You might want to do this: The above plain and trustworthy statement of simplicity can be best demonstrated by a thoughtful instructor. If your gym offers some basic instruction, take advantage of it and become familiar with your surroundings. This will give you the opportunity to adjust to the place, the people, time, space and your inherent ability without a too-soon, too-stiff commitment to a hired personal trainer. Get a sense of balance as your mind wanders and wonders. Experiment with this and that by reading the placards attached to the gizmos. Spy on the more experienced members and mimic them using playful weights. Be easy on your old partner as you scope out the joint out together. Share a few aches and pains. You're no dummies.
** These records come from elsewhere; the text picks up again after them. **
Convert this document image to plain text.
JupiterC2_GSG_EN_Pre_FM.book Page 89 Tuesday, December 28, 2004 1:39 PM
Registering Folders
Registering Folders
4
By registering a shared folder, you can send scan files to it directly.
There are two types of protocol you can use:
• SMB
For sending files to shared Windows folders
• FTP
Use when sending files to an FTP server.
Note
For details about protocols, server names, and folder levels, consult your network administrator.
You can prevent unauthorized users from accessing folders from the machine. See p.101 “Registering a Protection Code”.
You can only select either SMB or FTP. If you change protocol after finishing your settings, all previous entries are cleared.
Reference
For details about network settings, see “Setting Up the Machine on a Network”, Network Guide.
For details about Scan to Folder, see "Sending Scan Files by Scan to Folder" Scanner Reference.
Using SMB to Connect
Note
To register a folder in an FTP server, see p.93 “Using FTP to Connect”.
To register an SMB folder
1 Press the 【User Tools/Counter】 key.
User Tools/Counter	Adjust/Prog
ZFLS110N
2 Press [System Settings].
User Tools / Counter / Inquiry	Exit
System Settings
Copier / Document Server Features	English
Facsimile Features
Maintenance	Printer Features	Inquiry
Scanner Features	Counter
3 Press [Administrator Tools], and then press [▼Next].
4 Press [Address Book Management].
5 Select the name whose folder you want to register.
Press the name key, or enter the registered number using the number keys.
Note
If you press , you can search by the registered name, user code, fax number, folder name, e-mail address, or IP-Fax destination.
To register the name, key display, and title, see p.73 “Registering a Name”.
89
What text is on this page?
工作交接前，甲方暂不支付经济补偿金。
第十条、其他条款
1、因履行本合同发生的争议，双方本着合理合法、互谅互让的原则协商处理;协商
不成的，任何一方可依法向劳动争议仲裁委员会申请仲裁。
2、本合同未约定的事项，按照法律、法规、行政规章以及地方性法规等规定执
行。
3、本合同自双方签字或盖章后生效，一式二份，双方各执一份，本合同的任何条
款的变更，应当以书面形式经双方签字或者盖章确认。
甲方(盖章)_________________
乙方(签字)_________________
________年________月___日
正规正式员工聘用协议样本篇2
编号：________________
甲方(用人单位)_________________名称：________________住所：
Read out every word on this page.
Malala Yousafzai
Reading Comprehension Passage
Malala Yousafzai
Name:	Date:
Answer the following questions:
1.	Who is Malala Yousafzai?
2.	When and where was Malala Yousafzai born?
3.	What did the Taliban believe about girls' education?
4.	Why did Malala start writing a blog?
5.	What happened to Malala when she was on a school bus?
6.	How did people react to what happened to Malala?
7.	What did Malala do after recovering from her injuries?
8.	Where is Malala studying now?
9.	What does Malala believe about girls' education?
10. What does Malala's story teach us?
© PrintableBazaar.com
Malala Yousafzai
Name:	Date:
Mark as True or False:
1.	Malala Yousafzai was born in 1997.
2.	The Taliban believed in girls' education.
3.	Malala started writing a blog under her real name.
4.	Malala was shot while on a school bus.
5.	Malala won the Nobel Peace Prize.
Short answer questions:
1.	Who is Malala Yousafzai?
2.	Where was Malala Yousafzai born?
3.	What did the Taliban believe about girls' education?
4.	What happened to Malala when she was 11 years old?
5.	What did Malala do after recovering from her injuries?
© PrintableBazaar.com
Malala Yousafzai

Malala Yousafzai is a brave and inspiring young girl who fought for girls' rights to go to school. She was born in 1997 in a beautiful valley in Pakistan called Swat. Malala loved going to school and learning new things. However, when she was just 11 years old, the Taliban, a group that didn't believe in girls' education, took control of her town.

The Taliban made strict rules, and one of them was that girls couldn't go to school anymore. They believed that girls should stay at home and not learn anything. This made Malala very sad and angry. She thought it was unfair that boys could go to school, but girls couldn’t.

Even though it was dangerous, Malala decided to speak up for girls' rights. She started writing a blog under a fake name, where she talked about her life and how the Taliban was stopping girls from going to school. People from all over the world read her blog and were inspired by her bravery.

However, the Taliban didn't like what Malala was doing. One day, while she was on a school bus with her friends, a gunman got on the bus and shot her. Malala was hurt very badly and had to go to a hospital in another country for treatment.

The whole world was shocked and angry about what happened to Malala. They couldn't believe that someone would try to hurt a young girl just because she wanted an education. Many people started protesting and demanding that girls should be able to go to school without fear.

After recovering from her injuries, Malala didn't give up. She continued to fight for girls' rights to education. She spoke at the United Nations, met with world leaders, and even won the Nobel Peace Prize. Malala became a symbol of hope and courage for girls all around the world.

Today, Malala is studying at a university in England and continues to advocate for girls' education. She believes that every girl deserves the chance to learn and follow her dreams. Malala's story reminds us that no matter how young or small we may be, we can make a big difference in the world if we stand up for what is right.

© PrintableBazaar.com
Be strong. As you practice, observe and make mental notes you'll recognize the interesting changes the body, mind and emotions go through. Maturity is my favorite word in describing the process as you continue the journey. The first month is a defining period for you. Within these days you'll gain a clearer picture of who you are and where you're heading.

Hey. Perhaps now you can employ a trainer who knows your elbow from your wrist: Someone with integrity and common sense who can evaluate you and set up a program to suit your needs. It will not require rocket science for your first blast off and three sessions should serve you sufficiently if you have an affinity for training and the instructor has skill. You can arrange a monthly or bi-monthly meeting for re-evaluation and a routine upgrade. This plan offers on-going counsel and accountability while sparing your independence and pocket book.

Personal trainers can be trendy. They can be under-muscled kids who got a certification attending some weekend seminar in San Jose. They can be mutts, pedigrees, hound dogs or pets. Experience, substance, respect and responsibility are sweet qualities to beg for. Chemistry — the internal language you and your trainer share — is paramount.

There's so much to say. Alas, my time and space have run out.